Like when I'm practicing my hanging drills, I'm way, way back on what I could be doing, and am instead seeking and finding these little pockets that cause my whole autonomic nervous system to rev up. I'll feel like a caged animal, and just want to get the hell out of there ...
It's a positional thing turned emotional. It's form turned function. It's anatomy turned physiology. It's mechanotransduction!
All this is happening under what looks from the outside like pretty benign movements. It's secret work.
It takes all I have to stay focused, even partially, and to just stay with it, no matter how I feel (emotionally; this is not about pushing into pain one bit).
And, again, it's crazy how much stronger, and more mobile and resilient I am because of this work.

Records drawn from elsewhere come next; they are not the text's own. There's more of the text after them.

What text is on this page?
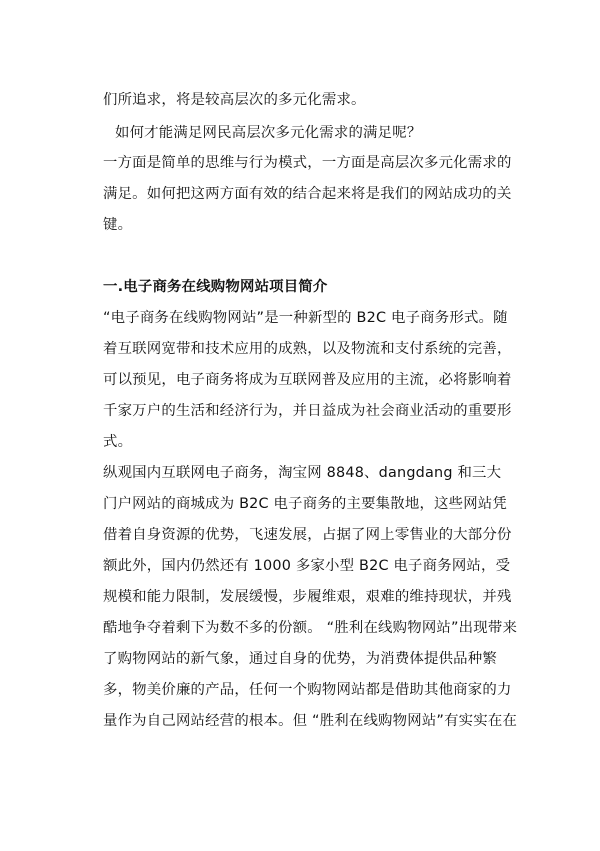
们所追求，将是较高层次的多元化需求。
如何才能满足网民高层次多元化需求的满足呢？
一方面是简单的思维与行为模式，一方面是高层次多元化需求的
满足。如何把这两方面有效的结合起来将是我们的网站成功的关
键。
一.电子商务在线购物网站项目简介
“电子商务在线购物网站”是一种新型的 B2C 电子商务形式。随
着互联网宽带和技术应用的成熟，以及物流和支付系统的完善，
可以预见，电子商务将成为互联网普及应用的主流，必将影响着
千家万户的生活和经济行为，并日益成为社会商业活动的重要形
式。
纵观国内互联网电子商务，淘宝网 8848、dangdang 和三大
门户网站的商城成为 B2C 电子商务的主要集散地，这些网站凭
借着自身资源的优势，飞速发展，占据了网上零售业的大部分份
额此外，国内仍然还有 1000 多家小型 B2C 电子商务网站，受
规模和能力限制，发展缓慢，步履维艰，艰难的维持现状，并残
酷地争夺着剩下为数不多的份额。 “胜利在线购物网站”出现带来
了购物网站的新气象，通过自身的优势，为消费体提供品种繁
多，物美价廉的产品，任何一个购物网站都是借助其他商家的力
量作为自己网站经营的根本。但 “胜利在线购物网站”有实实在在
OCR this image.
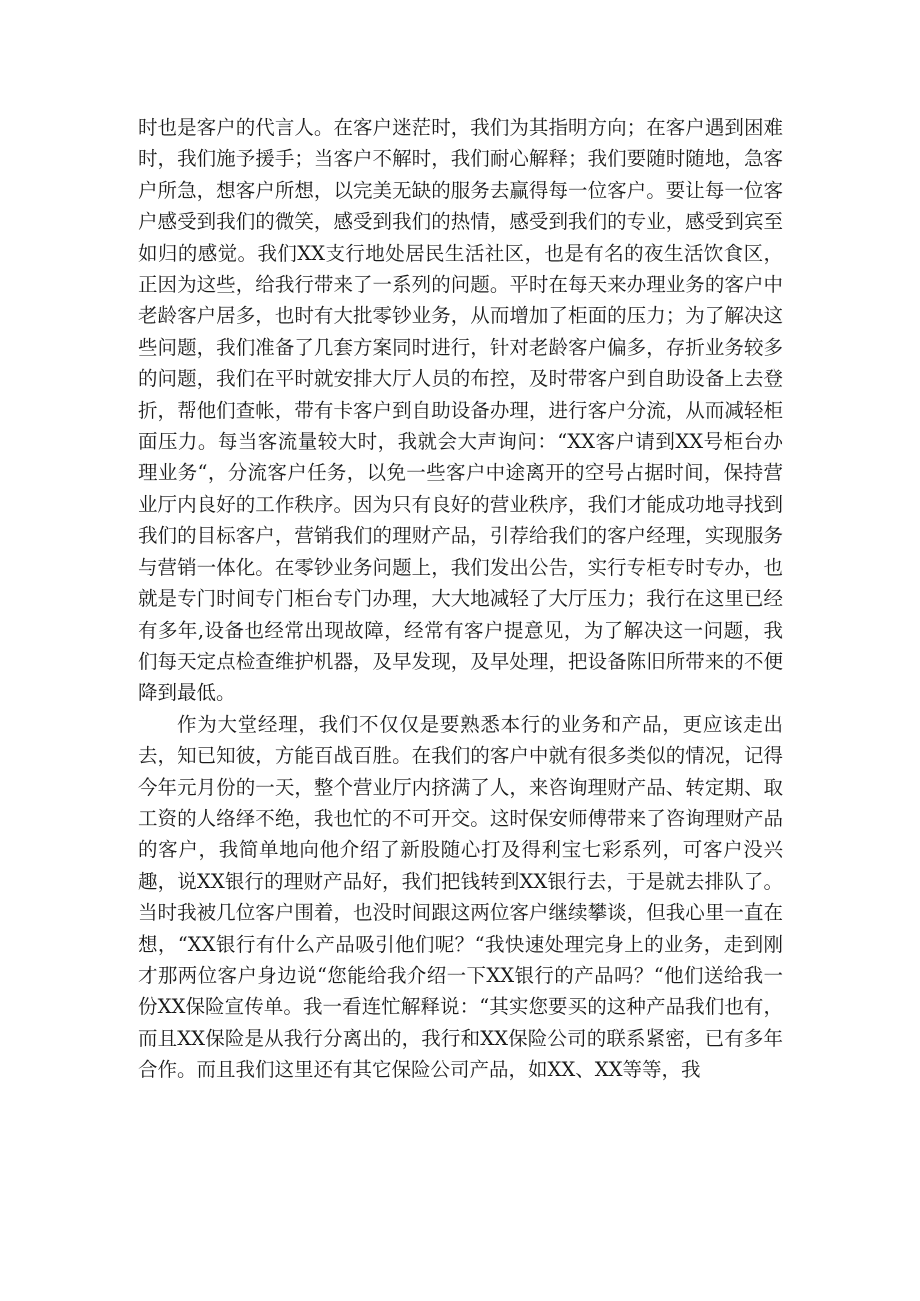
时也是客户的代言人。在客户迷茫时，我们为其指明方向；在客户遇到困难时，我们施予援手；当客户不解时，我们耐心解释；我们要随时随地，急客户所急，想客户所想，以完美无缺的服务去赢得每一位客户。要让每一位客户感受到我们的微笑，感受到我们的热情，感受到我们的专业，感受到宾至如归的感觉。我们XX支行地处居民生活社区，也是有名的夜生活饮食区，正因为这些，给我行带来了一系列的问题。平时在每天来办理业务的客户中老龄客户居多，也时有大批零钞业务，从而增加了柜面的压力；为了解决这些问题，我们准备了几套方案同时进行，针对老龄客户偏多，存折业务较多的问题，我们在平时就安排大厅人员的布控，及时带客户到自助设备上去登折，帮他们查帐，带有卡客户到自助设备办理，进行客户分流，从而减轻柜面压力。每当客流量较大时，我就会大声询问：“XX客户请到XX号柜台办理业务“，分流客户任务，以免一些客户中途离开的空号占据时间，保持营业厅内良好的工作秩序。因为只有良好的营业秩序，我们才能成功地寻找到我们的目标客户，营销我们的理财产品，引荐给我们的客户经理，实现服务与营销一体化。在零钞业务问题上，我们发出公告，实行专柜专时专办，也就是专门时间专门柜台专门办理，大大地减轻了大厅压力；我行在这里已经有多年,设备也经常出现故障，经常有客户提意见，为了解决这一问题，我们每天定点检查维护机器，及早发现，及早处理，把设备陈旧所带来的不便降到最低。

作为大堂经理，我们不仅仅是要熟悉本行的业务和产品，更应该走出去，知已知彼，方能百战百胜。在我们的客户中就有很多类似的情况，记得今年元月份的一天，整个营业厅内挤满了人，来咨询理财产品、转定期、取工资的人络绎不绝，我也忙的不可开交。这时保安师傅带来了咨询理财产品的客户，我简单地向他介绍了新股随心打及得利宝七彩系列，可客户没兴趣，说XX银行的理财产品好，我们把钱转到XX银行去，于是就去排队了。当时我被几位客户围着，也没时间跟这两位客户继续攀谈，但我心里一直在想，“XX银行有什么产品吸引他们呢？“我快速处理完身上的业务，走到刚才那两位客户身边说“您能给我介绍一下XX银行的产品吗？“他们送给我一份XX保险宣传单。我一看连忙解释说：“其实您要买的这种产品我们也有，而且XX保险是从我行分离出的，我行和XX保险公司的联系紧密，已有多年合作。而且我们这里还有其它保险公司产品，如XX、XX等等，我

Sorry if I'm a broken record, but just to reiterate: it's not a "what;" it's a "how." (And, somewhat semantically perplexing to say but true, a lot of that "how" is to change up, and keep investigating and holding very sacred, the "what.")
===
So ...
I'm only 37, so perhaps I'll write something more profound when I'm 70, but still ... I'm at an age where lots of people say "yeah, that just starts to happen" with body breakdowns and whatnot.
So it's great to feel my body opening up, like way up, in no uncertain terms.
This is not about avoiding pain. (Good luck with that, anyone.)
It IS about not only "confronting" some demons via somatic experiencing — which I would contend is just as readily available at a 225-lb barbell as it is in a Peter Levine-trained therapist's office — but, perhaps ...
Dancing with those demons as well. Moving with them.
===
It's corny when put into words. It HAS to be. That's the nature of something becoming cute and tidy in language.
It's something different as a lived experience. (As many of you know; and most of us continue to find out, ever deepening.)
Love from the abyss, right back into its own heart.